From: Marcelo Tosatti @ 2018-10-06 20:27 UTC (permalink / raw)
  To: Andy Lutomirski
  Cc: Peter Zijlstra, Vitaly Kuznetsov, Thomas Gleixner, Paolo Bonzini,
	Radim Krcmar, Wanpeng Li, LKML, X86 ML, Matt Rickard,
	Stephen Boyd, John Stultz, Florian Weimer, KY Srinivasan, devel,
	Linux Virtualization, Arnd Bergmann, Juergen Gross

On Thu, Oct 04, 2018 at 03:15:32PM -0700, Andy Lutomirski wrote:
> For better or for worse, I'm trying to understand this code.  So far,
> I've come up with this patch:
> 
> https://git.kernel.org/pub/scm/linux/kernel/git/luto/linux.git/commit/?h=x86/vdso-tglx&id=14fd71e12b1c4492a06f368f75041f263e6862bf
> 
> Is it correct, or am I missing some subtlety?

The master clock, when initialized, has a pair

masterclockvalues=(TSC value, time-of-day data).

When updating the guest clock, we only update relative to (TSC value)
that was read on masterclock initialization.

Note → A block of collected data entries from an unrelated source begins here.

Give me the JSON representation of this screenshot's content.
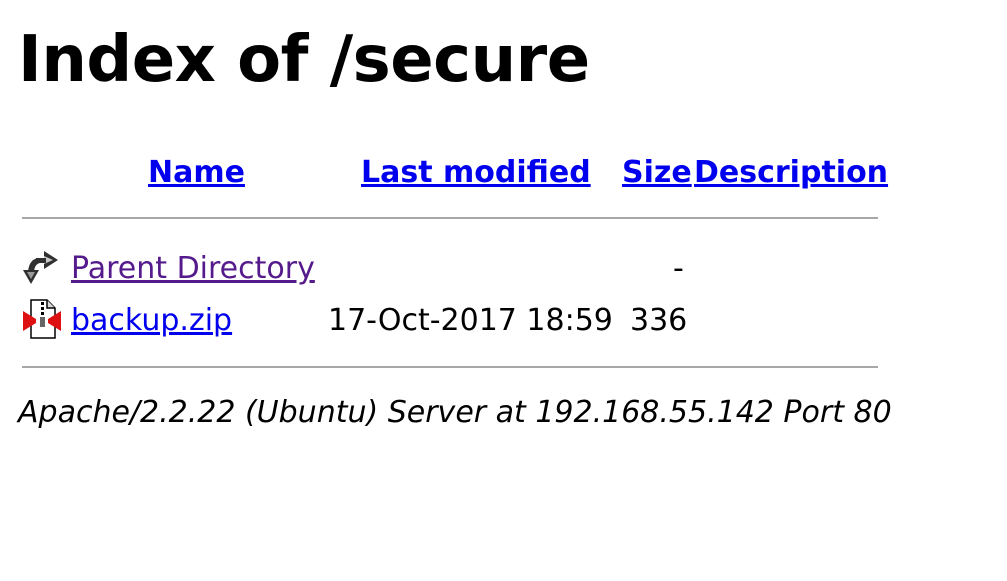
{
  "page": {
    "title": "Index of /secure"
  },
  "table": {
    "headers": {
      "name": "Name",
      "last_modified": "Last modified",
      "size": "Size",
      "description": "Description"
    },
    "rows": [
      {
        "icon": "back-arrow-icon",
        "name": "Parent Directory",
        "last_modified": "",
        "size": "-",
        "description": ""
      },
      {
        "icon": "compressed-file-icon",
        "name": "backup.zip",
        "last_modified": "17-Oct-2017 18:59",
        "size": "336",
        "description": ""
      }
    ]
  },
  "footer": {
    "server_signature": "Apache/2.2.22 (Ubuntu) Server at 192.168.55.142 Port 80"
  },
  "colors": {
    "link": "#0000ee",
    "visited_link": "#551a8b",
    "rule": "#a8a8a8",
    "background": "#ffffff"
  }
}
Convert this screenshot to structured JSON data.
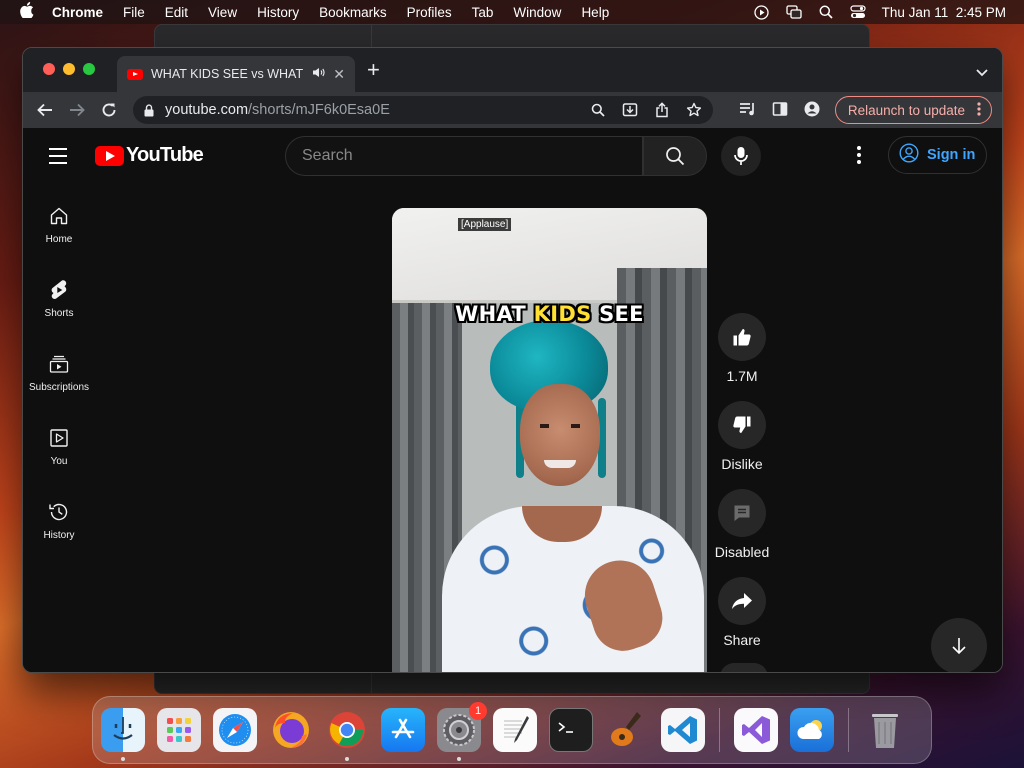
{
  "menubar": {
    "app": "Chrome",
    "items": [
      "File",
      "Edit",
      "View",
      "History",
      "Bookmarks",
      "Profiles",
      "Tab",
      "Window",
      "Help"
    ],
    "datetime": "Thu Jan 11  2:45 PM"
  },
  "browser": {
    "tab_title": "WHAT KIDS SEE vs WHAT",
    "url_host": "youtube.com",
    "url_path": "/shorts/mJF6k0Esa0E",
    "relaunch_label": "Relaunch to update"
  },
  "youtube": {
    "logo_text": "YouTube",
    "search_placeholder": "Search",
    "signin_label": "Sign in",
    "sidebar": [
      {
        "label": "Home",
        "icon": "home-icon"
      },
      {
        "label": "Shorts",
        "icon": "shorts-icon"
      },
      {
        "label": "Subscriptions",
        "icon": "subscriptions-icon"
      },
      {
        "label": "You",
        "icon": "you-icon"
      },
      {
        "label": "History",
        "icon": "history-icon"
      }
    ],
    "video": {
      "caption": "[Applause]",
      "overlay_pre": "WHAT ",
      "overlay_hl": "KIDS",
      "overlay_post": " SEE",
      "highlight_color": "#ffe033"
    },
    "actions": {
      "like_count": "1.7M",
      "dislike_label": "Dislike",
      "comments_label": "Disabled",
      "share_label": "Share"
    }
  },
  "dock": {
    "apps": [
      "Finder",
      "Launchpad",
      "Safari",
      "Firefox",
      "Chrome",
      "App Store",
      "System Settings",
      "TextEdit",
      "Terminal",
      "GarageBand",
      "Visual Studio Code",
      "Visual Studio",
      "Weather",
      "Trash"
    ],
    "settings_badge": "1"
  }
}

See the following comment on x86.c:

/*
 *
 * Assuming a stable TSC across physical CPUS, and a stable TSC
 * across virtual CPUs, the following condition is possible.
 * Each numbered line represents an event visible to both
 * CPUs at the next numbered event.
...

When updating the "masterclockvalues" pair, all vcpus are 
stopped.




^ permalink raw reply	[flat|nested] 81+ messages in thread

* Re: [patch 00/11] x86/vdso: Cleanups, simmplifications and CLOCK_TAI support
  2018-10-04 22:15                 ` Andy Lutomirski
  2018-10-06 20:27                   ` Marcelo Tosatti
@ 2018-10-06 20:49                   ` Marcelo Tosatti
  1 sibling, 0 replies; 81+ messages in thread
From: Marcelo Tosatti @ 2018-10-06 20:49 UTC (permalink / raw)
  To: Andy Lutomirski
  Cc: Peter Zijlstra, Vitaly Kuznetsov, Thomas Gleixner, Paolo Bonzini,
	Radim Krcmar, Wanpeng Li, LKML, X86 ML, Matt Rickard,
	Stephen Boyd, John Stultz, Florian Weimer, KY Srinivasan, devel,
	Linux Virtualization, Arnd Bergmann, Juergen Gross

On Thu, Oct 04, 2018 at 03:15:32PM -0700, Andy Lutomirski wrote:
> For better or for worse, I'm trying to understand this code.  So far,
> I've come up with this patch:
> 
> https://git.kernel.org/pub/scm/linux/kernel/git/luto/linux.git/commit/?h=x86/vdso-tglx&id=14fd71e12b1c4492a06f368f75041f263e6862bf
> 
> Is it correct, or am I missing some subtlety?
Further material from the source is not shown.